A neutralidade “pero no mucho” do Brasil causou um incidente diplomático com o Reino Unido. O bombardeiro britânico Vulcan sofreu uma pane hidráulica em meio a uma missão de combate, não conseguiu realizar o reabastecimento em voo e acabou invadindo o espaço aéreo brasileiro, para não cair no mar. Escoltado por caças F-5E Tiger II, fez um pouso de emergência no aeroporto do Galeão, no Rio, em 3 de junho de 82. A aeronave acabou retida. O Brasil, então, passou a ser pressionado: os britânicos queriam o aparelho de volta e os argentinos afirmavam que liberar o avião seria favorecer o inimigo.
O documento número 011650 do Sistema Nacional de Informações (SNI), disponibilizado pelo Arquivo Nacional, revela o embaraço diplomático decorrente do episódio. “Se atendêssemos ao pedido argentino, o Reino Unido poderia exigir-nos a aplicação do estatuto da neutralidade também em relação à Argentina, o que seria incompatível com as diversas formas de apoio que temos dado ao nosso vizinho”, diz a correspondência, que evidencia o favorecimento – não oficial – ao país vizinho. “Nas circunstâncias, parece necessário procurar uma solução sui generis, de caráter prático, que atenda ao máximo à Argentina e que sirva de argumento ao Reino Unido para outras questões”, completa.
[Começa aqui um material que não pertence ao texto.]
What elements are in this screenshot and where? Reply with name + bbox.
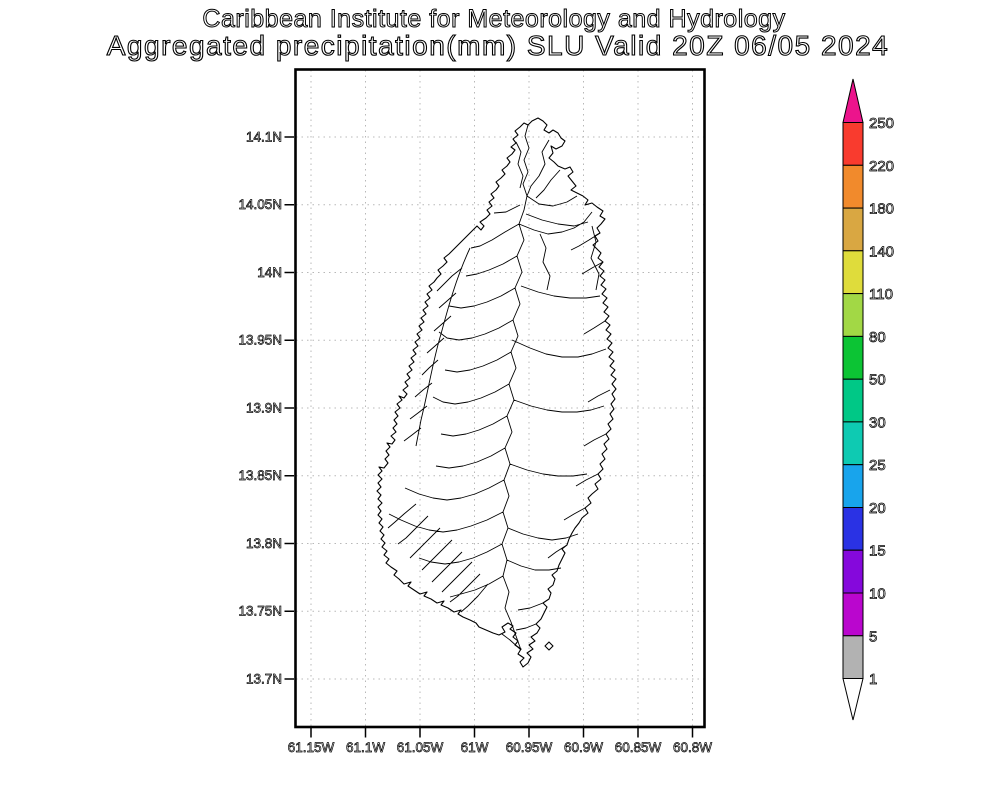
colorbar-label: 25: [869, 457, 886, 474]
longitude-label: 61.1W: [346, 740, 385, 755]
axis-ticks: [284, 136, 694, 738]
latitude-label: 13.8N: [246, 536, 282, 551]
colorbar-label: 50: [869, 372, 886, 389]
colorbar-segment: [842, 293, 864, 337]
colorbar-segment: [842, 464, 864, 509]
latitude-label: 13.9N: [246, 401, 282, 416]
colorbar-segment: [842, 335, 864, 380]
longitude-axis-labels: 61.15W 61.1W 61.05W 61W 60.95W 60.9W 60.…: [287, 740, 712, 756]
latitude-label: 14.05N: [238, 197, 282, 212]
colorbar-label: 80: [869, 329, 886, 346]
colorbar-label: 5: [869, 628, 877, 645]
colorbar-segment: [842, 549, 864, 594]
colorbar-up-arrow: [842, 78, 864, 123]
figure-title-product: Aggregated precipitation(mm) SLU Valid 2…: [107, 30, 890, 61]
colorbar-label: 140: [869, 243, 894, 260]
latitude-label: 14N: [257, 265, 282, 280]
colorbar: 250 220 180 140 110 80 50 30 25 20 15 10…: [842, 78, 895, 721]
colorbar-segment: [842, 122, 864, 166]
island-saint-lucia: [376, 117, 617, 668]
map-gridlines: [296, 70, 704, 726]
offshore-islet: [544, 641, 554, 651]
colorbar-down-arrow: [842, 678, 864, 721]
latitude-label: 13.85N: [238, 468, 282, 483]
colorbar-segment: [842, 507, 864, 551]
colorbar-label: 30: [869, 414, 886, 431]
longitude-label: 61.05W: [397, 740, 444, 755]
colorbar-label: 220: [869, 158, 894, 175]
colorbar-segment: [842, 592, 864, 637]
watershed-boundaries: [387, 124, 611, 651]
latitude-label: 14.1N: [246, 130, 282, 145]
island-coastline: [376, 117, 617, 668]
colorbar-segment: [842, 635, 864, 679]
longitude-label: 60.95W: [506, 740, 553, 755]
latitude-axis-labels: 14.1N 14.05N 14N 13.95N 13.9N 13.85N 13.…: [238, 129, 282, 687]
colorbar-labels: 250 220 180 140 110 80 50 30 25 20 15 10…: [869, 115, 895, 689]
longitude-label: 61.15W: [288, 740, 335, 755]
colorbar-segment: [842, 250, 864, 295]
longitude-label: 61W: [461, 740, 489, 755]
longitude-label: 60.8W: [673, 740, 712, 755]
colorbar-label: 20: [869, 500, 886, 517]
latitude-label: 13.95N: [238, 333, 282, 348]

Receoso de prejudicar a Argentina, o regime militar não soube o que fazer com o Vulcan. A indefinição fez o Brasil correr risco de sofrer retaliação do Reino Unido. No mesmo documento do SNI, as palavras do então embaixador britânico em Brasília, George William Harding, mostram o tamanho da indignação do governo de Margaret Thatcher. “À luz das antigas e amistosas relações entre o Reino Unido e o Brasil, o governo de Sua Majestade acredita ter o direito de esperar tratamento equilibrado na atual situação de crise.
Nesse contexto, tem conhecimento de que aviões militares argentinos e outras aeronaves utilizaram e continuam utilizando aeroportos brasileiros ao transportarem equipamento militar para uso pela Argentina”, reclamou. “Já foi explicado ao embaixador britânico que o governo brasileiro não tem interesse em participar de operações triangulares para o fornecimento de armas”, respondeu o Brasil, que devolveu o bombardeiro aos britânicos sem os armamentos e em troca da garantia de que ele não seria usado na guerra. O Vulcan retornou à base na ilha britânica de Ascensão.